Yenor employs a rhetorical strategy increasingly popular with the extreme right. Its advocates call it “moving the Overton window.” This uses deliberately provocative, extreme statements such that less abhorrent statements become acceptable. As Adam Serwer points out, the cruelty is the point. In this instance, upsetting large parts of the populace makes the statements more attractive to sympathetic ears, drawing them further to right wing extremes, and giving them ever more abhorrent tools.
While protected by the First Amendment, this form of speech does not strive for understanding. Rather, it seeks to demonize. It is a strategy that says opponents are beyond understanding. It seeks to deny our common humanity through which we can understand one another and where we are coming from. The strategy attempts to eliminate the most fundamental of human traits, empathy. In its most immediate outcomes, dehumanizing opponents has long proven effective at winning political battles because it interprets complex relations into simple terms, and it casts this as an issue of the champions of good against irredeemable evil.
But the longer-term implications are much more dire. When people choose to dehumanize, it means they are unable to work with opponents because doing so would be traitorous in their minds. In broader terms, it means they cannot employ the core democratic practice of working with their opponents through understanding their differences. Dehumanizing also means people can be more readily pilloried, abused, enslaved, or killed. Indeed, taking this strategy to extremes means that instead of engaging in democratic discourse, its proponents look for more permanent solutions to neutralize those they disagree with. Unfortunately, such behavior reminds us that there is a long historical list of how such use of language has created systematic examples of femicide, mass internment, and even extermination.

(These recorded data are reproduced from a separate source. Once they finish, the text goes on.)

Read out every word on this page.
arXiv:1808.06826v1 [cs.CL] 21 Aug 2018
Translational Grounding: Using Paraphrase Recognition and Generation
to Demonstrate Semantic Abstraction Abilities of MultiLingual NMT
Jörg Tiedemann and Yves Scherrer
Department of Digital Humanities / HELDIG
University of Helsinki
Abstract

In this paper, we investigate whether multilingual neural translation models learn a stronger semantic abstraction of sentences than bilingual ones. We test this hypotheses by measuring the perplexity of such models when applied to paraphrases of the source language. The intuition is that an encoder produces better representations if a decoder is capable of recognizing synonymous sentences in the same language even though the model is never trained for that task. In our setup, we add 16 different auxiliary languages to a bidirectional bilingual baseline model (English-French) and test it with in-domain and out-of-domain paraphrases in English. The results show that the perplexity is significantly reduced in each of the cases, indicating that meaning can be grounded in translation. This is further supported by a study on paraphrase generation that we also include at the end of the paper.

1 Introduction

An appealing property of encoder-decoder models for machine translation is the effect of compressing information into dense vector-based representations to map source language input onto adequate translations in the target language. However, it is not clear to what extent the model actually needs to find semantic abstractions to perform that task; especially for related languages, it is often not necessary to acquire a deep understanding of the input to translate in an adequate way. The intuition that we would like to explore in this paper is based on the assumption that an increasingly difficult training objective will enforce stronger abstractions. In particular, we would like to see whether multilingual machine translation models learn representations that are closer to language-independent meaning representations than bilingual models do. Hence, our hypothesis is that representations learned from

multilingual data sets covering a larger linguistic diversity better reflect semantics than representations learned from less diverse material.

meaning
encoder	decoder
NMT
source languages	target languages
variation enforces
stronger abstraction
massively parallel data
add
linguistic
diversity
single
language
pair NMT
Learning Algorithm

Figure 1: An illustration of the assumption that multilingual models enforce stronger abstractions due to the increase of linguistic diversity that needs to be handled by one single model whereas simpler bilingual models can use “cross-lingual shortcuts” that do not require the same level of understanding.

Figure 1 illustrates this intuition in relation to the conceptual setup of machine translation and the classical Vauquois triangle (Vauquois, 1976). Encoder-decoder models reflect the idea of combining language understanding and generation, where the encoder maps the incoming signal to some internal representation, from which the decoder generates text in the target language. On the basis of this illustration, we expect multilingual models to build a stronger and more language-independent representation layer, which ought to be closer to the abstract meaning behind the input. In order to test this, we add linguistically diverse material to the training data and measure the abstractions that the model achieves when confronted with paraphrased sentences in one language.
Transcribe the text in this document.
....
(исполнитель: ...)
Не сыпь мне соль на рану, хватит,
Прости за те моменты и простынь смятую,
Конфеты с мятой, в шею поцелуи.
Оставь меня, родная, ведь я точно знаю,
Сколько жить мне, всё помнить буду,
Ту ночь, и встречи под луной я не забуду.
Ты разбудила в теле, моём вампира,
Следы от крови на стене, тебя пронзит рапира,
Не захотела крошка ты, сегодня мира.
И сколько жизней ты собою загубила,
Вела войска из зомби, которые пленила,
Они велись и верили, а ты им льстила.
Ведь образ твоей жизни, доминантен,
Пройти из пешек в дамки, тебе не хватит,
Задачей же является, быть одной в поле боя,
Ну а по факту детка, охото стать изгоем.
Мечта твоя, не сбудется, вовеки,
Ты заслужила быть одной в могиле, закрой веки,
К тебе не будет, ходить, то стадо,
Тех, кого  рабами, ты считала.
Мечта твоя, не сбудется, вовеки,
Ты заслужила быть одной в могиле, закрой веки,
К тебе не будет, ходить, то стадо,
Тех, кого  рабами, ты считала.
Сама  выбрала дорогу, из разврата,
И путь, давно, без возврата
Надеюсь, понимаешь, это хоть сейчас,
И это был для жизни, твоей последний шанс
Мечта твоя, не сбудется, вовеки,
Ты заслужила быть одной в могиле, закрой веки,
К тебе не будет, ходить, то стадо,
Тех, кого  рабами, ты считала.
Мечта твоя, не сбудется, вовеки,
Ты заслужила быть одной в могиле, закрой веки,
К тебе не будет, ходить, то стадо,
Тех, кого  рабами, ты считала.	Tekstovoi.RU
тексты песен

Luckily, the university and the broader community have many great ways to understand and celebrate our shared humanity and differences. Indeed, this is the heart of higher education that Yenor and his ilk fight against. We reassert the great humanistic tradition of higher education against messages inspired by hate and avarice. As Martin Luther King put it, “Let no man pull you so low as to hate him.” Any and all dehumanizing arguments must be rejected out of hand, as should any relying on good versus evil dualisms. Instead, we must approach all issues with empathy and understanding, employing our critical thinking skills so we can make the world more humane.